The Economics of Innocent Fraud
The Economics of Innocent Fraud: Truth for Our Time was Harvard economist John Kenneth Galbraith's final book, published by Houghton Mifflin in 2004. It is a 62-page essay that recapitulates themes—such as the dominance of corporate power in the public sector and the role of advertising in shaping consumer demand—found in earlier works.
In twelve short chapters, Galbraith summarizes what he takes to be a number of types of 'fraud'—some innocent, some less so—inherent in corporate-dominated economic life at the end of the 20th century. His use of the word fraud is not legalistic, but designates what he sees as the divergence between 'approved belief—what I have elsewhere called conventional wisdom—and the reality' (p. ix).
The 'frauds' highlighted are:
1. The replacement of the term 'capitalism' with 'the market system' in American economic and political discourse. He calls the latter 'meaningless, erroneous, bland, and benign' and suggests 'the corporate system' as the more accurate modern replacement (p. 8).
2. The belief in consumer sovereignty within the corporate/market system. Consumer consumption, according to Galbraith, is to a large extent controlled and manipulated by corporate management through advertising and other forms of persuasion (p. 13-14).
3.The use of Gross Domestic Product (GDP) as the standard measure of economic and larger social advance. GDP, argues Galbraith, measures only producer-influenced production, to the exclusion of the valuable 'cultural, artistic, educational, and scientific aspects of life' (p. 15).
4. The paradox inherent in the word 'work', which signifies drudgery and boredom for low-paid workers but provides enjoyment and reward for the affluent workers. Similarly, work avoidance in the poor is regarded as unacceptable, but acceptable for those who can afford leisure (pp. 18–21).
5. The illusion that shareholders, stockholders, investors, boards of directors—even owners—are relevant to the large corporate entities that dominate the economy. In fact, claims Galbraith, it is management (corporate bureaucracy) that runs them (pp. 28–31).
6. The distinction between the 'private sector' and the 'public sector' as used by economists, politicians, and commentators. Galbraith believes that large corporate interests and leaders (private sector) have become so embedded within government (public sector) that the distinction cannot be maintained. He cites corporate influence on the Treasury, and defense industry influence in foreign policy, as prime examples (p. 36).
7. The passing off of hopeful economic prediction by experts and commentators as truth, and the related fraud of harsh lay-offs for workers when rosy predictions inevitably turn out to be false (p. 40-42).

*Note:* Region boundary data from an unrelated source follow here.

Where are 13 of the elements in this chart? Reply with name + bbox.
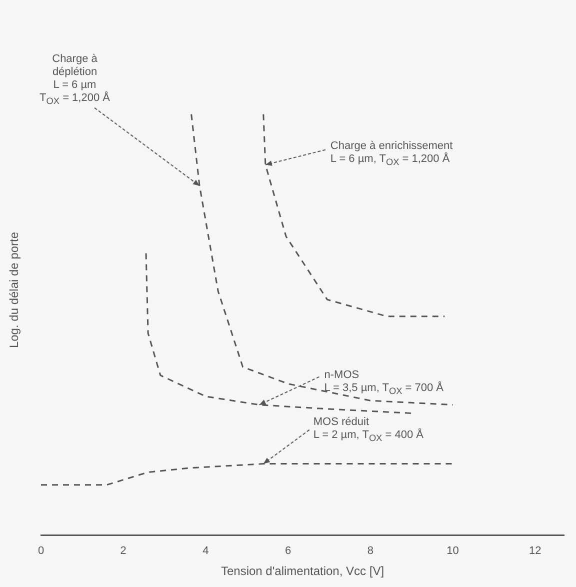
- annotation: MOS réduit L = 2 µm, T$_{OX}$ = 400 Å: [313, 416, 424, 445]
- y-axis-title: Log. du délai de porte: [7, 232, 21, 348]
- x-axis-title: Tension d'alimentation, Vcc [V]: [220, 564, 384, 578]
- x-tick-label: 0: [38, 545, 44, 558]
- x-tick-label: 10: [446, 545, 459, 558]
- annotation: Charge à déplétion L = 6 µm T$_{OX}$ = 1,200 Å: [40, 52, 110, 108]
- x-tick-label: 4: [202, 545, 209, 558]
- annotation: n-MOS L = 3,5 µm, T$_{OX}$ = 700 Å: [324, 368, 444, 398]
- x-tick-label: 8: [367, 545, 374, 558]
- annotation: Charge à enrichissement L = 6 µm, T$_{OX}$ = 1,200 Å: [330, 140, 453, 169]
- x-tick-label: 2: [120, 545, 126, 558]
- x-tick-label: 12: [529, 545, 542, 558]
- x-tick-label: 6: [285, 545, 292, 558]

8. The illusion that the Federal Reserve, by raising or lowering interest rates, has any effect whatsoever on spurring growth or preventing inflation. This Galbraith calls 'our most prestigious form of fraud, our most elegant escape from reality' (p. 43). According to him, 'only in innocence does it [the Fed] control general consumer and business spending' (p. 47).

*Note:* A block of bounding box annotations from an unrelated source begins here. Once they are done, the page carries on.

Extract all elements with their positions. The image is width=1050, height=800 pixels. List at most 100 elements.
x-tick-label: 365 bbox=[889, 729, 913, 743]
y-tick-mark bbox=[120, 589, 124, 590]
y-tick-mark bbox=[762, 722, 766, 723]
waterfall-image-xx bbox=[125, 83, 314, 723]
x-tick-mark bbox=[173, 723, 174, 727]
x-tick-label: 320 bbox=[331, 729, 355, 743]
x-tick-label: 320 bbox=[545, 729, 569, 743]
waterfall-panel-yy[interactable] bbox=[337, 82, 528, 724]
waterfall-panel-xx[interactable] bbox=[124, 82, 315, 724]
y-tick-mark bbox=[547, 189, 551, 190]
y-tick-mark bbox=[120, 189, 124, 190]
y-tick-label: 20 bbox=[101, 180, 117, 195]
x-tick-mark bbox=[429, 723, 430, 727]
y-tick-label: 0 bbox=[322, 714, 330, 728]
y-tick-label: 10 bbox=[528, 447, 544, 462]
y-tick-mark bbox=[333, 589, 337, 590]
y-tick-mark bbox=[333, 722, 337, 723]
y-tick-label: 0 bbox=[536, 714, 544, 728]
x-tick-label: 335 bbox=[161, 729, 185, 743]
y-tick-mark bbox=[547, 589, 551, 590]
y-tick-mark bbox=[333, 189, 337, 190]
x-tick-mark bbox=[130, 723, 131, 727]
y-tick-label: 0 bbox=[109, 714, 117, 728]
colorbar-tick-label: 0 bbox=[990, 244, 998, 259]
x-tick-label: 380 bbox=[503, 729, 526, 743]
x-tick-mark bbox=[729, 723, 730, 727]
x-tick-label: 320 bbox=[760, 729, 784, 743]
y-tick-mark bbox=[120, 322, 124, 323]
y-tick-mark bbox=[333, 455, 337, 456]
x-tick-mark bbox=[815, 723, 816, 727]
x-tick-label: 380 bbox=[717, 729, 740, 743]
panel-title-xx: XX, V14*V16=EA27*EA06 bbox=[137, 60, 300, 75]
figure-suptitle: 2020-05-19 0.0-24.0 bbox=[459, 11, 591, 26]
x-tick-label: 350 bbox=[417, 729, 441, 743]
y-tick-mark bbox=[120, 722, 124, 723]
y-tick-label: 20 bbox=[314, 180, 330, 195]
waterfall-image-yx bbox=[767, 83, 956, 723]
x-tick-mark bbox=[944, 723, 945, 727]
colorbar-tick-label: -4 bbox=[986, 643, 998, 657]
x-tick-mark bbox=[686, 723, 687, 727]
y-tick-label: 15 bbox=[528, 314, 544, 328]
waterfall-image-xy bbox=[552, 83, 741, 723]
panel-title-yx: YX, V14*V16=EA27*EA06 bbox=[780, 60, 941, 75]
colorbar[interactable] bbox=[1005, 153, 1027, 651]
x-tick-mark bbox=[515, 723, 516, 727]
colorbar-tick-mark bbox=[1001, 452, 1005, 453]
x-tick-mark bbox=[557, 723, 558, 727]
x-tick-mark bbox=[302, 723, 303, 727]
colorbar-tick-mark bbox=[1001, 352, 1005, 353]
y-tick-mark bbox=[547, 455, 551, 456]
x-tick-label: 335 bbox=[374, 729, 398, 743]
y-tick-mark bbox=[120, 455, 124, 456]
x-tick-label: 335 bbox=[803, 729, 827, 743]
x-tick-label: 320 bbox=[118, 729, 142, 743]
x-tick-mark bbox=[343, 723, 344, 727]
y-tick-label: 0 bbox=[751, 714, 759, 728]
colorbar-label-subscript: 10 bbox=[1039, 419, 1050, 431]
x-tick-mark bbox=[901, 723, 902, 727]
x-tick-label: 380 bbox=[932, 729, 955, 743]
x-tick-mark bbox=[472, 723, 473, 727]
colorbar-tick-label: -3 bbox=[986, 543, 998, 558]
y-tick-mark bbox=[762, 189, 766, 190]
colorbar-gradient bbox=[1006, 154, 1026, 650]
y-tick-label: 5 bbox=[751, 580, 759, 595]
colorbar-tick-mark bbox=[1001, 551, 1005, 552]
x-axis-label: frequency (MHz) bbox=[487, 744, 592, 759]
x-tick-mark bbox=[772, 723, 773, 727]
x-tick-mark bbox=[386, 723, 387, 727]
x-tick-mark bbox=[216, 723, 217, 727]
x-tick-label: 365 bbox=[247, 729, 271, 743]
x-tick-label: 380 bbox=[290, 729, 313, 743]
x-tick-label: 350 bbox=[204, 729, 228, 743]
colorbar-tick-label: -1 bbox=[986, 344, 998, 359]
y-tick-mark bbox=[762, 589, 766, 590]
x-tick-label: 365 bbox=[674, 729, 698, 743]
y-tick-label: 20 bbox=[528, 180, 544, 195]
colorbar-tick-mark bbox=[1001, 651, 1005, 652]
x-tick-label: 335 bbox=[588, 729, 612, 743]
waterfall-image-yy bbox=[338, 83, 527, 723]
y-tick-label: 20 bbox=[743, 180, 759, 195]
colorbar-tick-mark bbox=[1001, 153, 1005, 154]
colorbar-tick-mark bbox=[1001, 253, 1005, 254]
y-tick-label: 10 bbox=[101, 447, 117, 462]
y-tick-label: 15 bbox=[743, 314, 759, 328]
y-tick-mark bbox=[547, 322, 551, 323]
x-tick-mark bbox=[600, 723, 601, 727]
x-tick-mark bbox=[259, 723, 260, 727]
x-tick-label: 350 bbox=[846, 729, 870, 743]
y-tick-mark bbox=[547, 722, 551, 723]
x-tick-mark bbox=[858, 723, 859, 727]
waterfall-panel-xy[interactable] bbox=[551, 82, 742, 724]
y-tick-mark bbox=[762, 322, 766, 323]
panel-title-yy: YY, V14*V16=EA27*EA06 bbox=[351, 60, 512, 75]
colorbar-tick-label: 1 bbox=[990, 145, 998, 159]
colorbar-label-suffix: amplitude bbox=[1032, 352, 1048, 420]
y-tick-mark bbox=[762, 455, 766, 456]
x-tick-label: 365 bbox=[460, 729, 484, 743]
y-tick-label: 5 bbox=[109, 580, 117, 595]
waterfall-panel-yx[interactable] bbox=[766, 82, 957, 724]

In three concluding chapters he makes a case for impartial government oversight of corporate behavior; returns to his theme of corporate dominance in the affairs of the state, particularly in the military and defense, for its own enrichment; and claims that additional tax relief for corporations serves no public good. He ends by drawing an analogy between the failure to redress social hardship through sound economic policy and the dominance of war-making in our economic life. He calls war 'the decisive human failure' (p. 62).